PAST

Unfunded Science launched in 2017 as an alarm, a smoke signal to alert the presence of something intruding on the institutions of science. That something, as the word "Unfunded" was meant to suggest, was the financial incentive steering scientists down a path where truth was no longer the ultimate goal, and in place of truth was money. When money dictates the terms of scientific inquiry, the results feedback into the financial system, and the pursuit of truth is downgraded in the hierarchy of value.

Unfunded Science was not alone in pronouncing these claims, and the trajectory of science was ultimately revealed to all in 2020. The corruption was made visible for all to see. A once thriving culture was so brazen in missing the mark that the institutions of science and the people who inhabit them lost their status among a large percentage of the populace.

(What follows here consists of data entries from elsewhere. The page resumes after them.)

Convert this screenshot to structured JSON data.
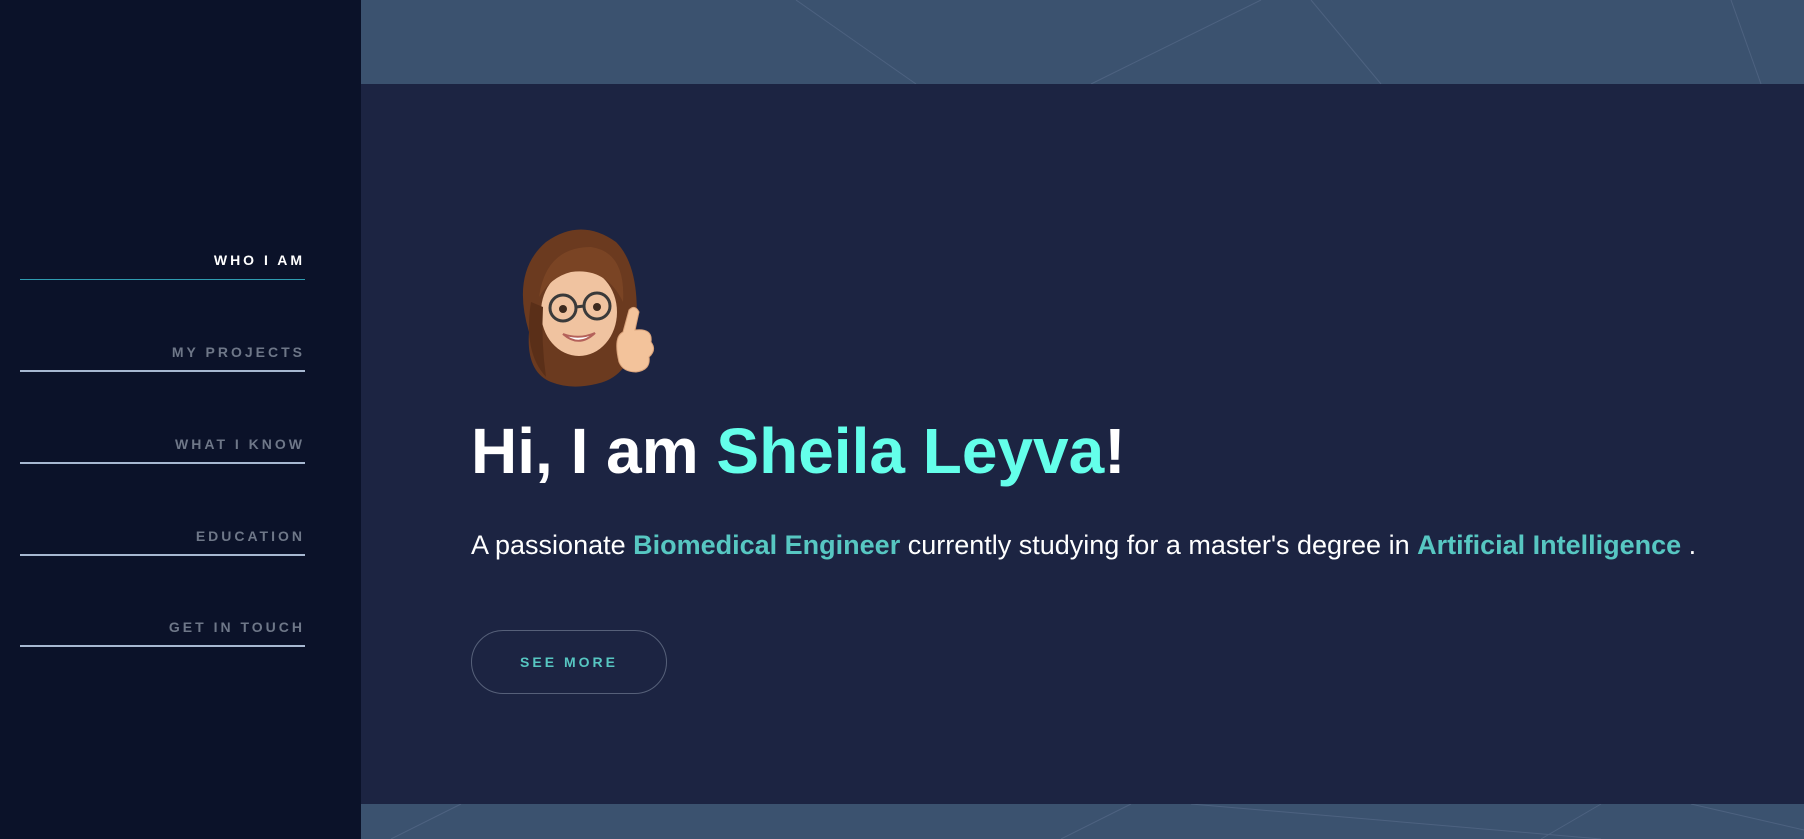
{
  "sidebar": {
    "items": [
      {
        "label": "WHO I AM",
        "active": true
      },
      {
        "label": "MY PROJECTS",
        "active": false
      },
      {
        "label": "WHAT I KNOW",
        "active": false
      },
      {
        "label": "EDUCATION",
        "active": false
      },
      {
        "label": "GET IN TOUCH",
        "active": false
      }
    ]
  },
  "hero": {
    "avatar_icon": "memoji-thumbs-up-icon",
    "greeting_prefix": "Hi, I am ",
    "name": "Sheila Leyva",
    "greeting_suffix": "!",
    "tagline_prefix": "A passionate ",
    "tagline_role": "Biomedical Engineer",
    "tagline_middle": " currently studying for a master's degree in ",
    "tagline_field": "Artificial Intelligence",
    "tagline_suffix": " .",
    "cta_label": "SEE MORE"
  },
  "colors": {
    "sidebar_bg": "#0b1229",
    "panel_bg": "#1c2442",
    "outer_bg": "#3b526f",
    "accent": "#64ffea",
    "accent_muted": "#57c7c2",
    "nav_inactive": "#6e7788"
  }
}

This is a fundamental breach of trust, a break that can never be repaired, and can only be replaced with great effort over a long time.

PRESENT

The science of the past is no more, and the science of the future is not yet here. This time we are living through is limbo, or purgatory. A time when we can witness the collapse of the old system, and pick up the pieces in trying to build the new one. Nobody knows what the new system will look like in detail, certainly not us. But the mission to proclaim truth amidst absurdity and lies can never be extinguished. It will go underground, into exile, filling cracks and inhabiting places where conditions are appropriate. It may not be outwardly visible, but it will never be absent. Everything starts as potential; unmanifest, uncreated, eternal. It is potential which pulls us towards something, and potential which transforms the world. There is so much potential right now.

FUTURE

The future tends to be uncertain, and Unfunded Science is no exception. But unfunded science, the concept, will endure. We didn't invent it, it existed long before we came along. And it will continue long after we are gone. Our future belongs to the unborn generations to come, and only they can make sense of how our potential has impacted the landscape. Some day, I think a new paradigm of science will manifest. Eventually, I imagine that pursuing truth will be acceptable. One day, I believe freedom of inquiry will be celebrated. But that day is not today.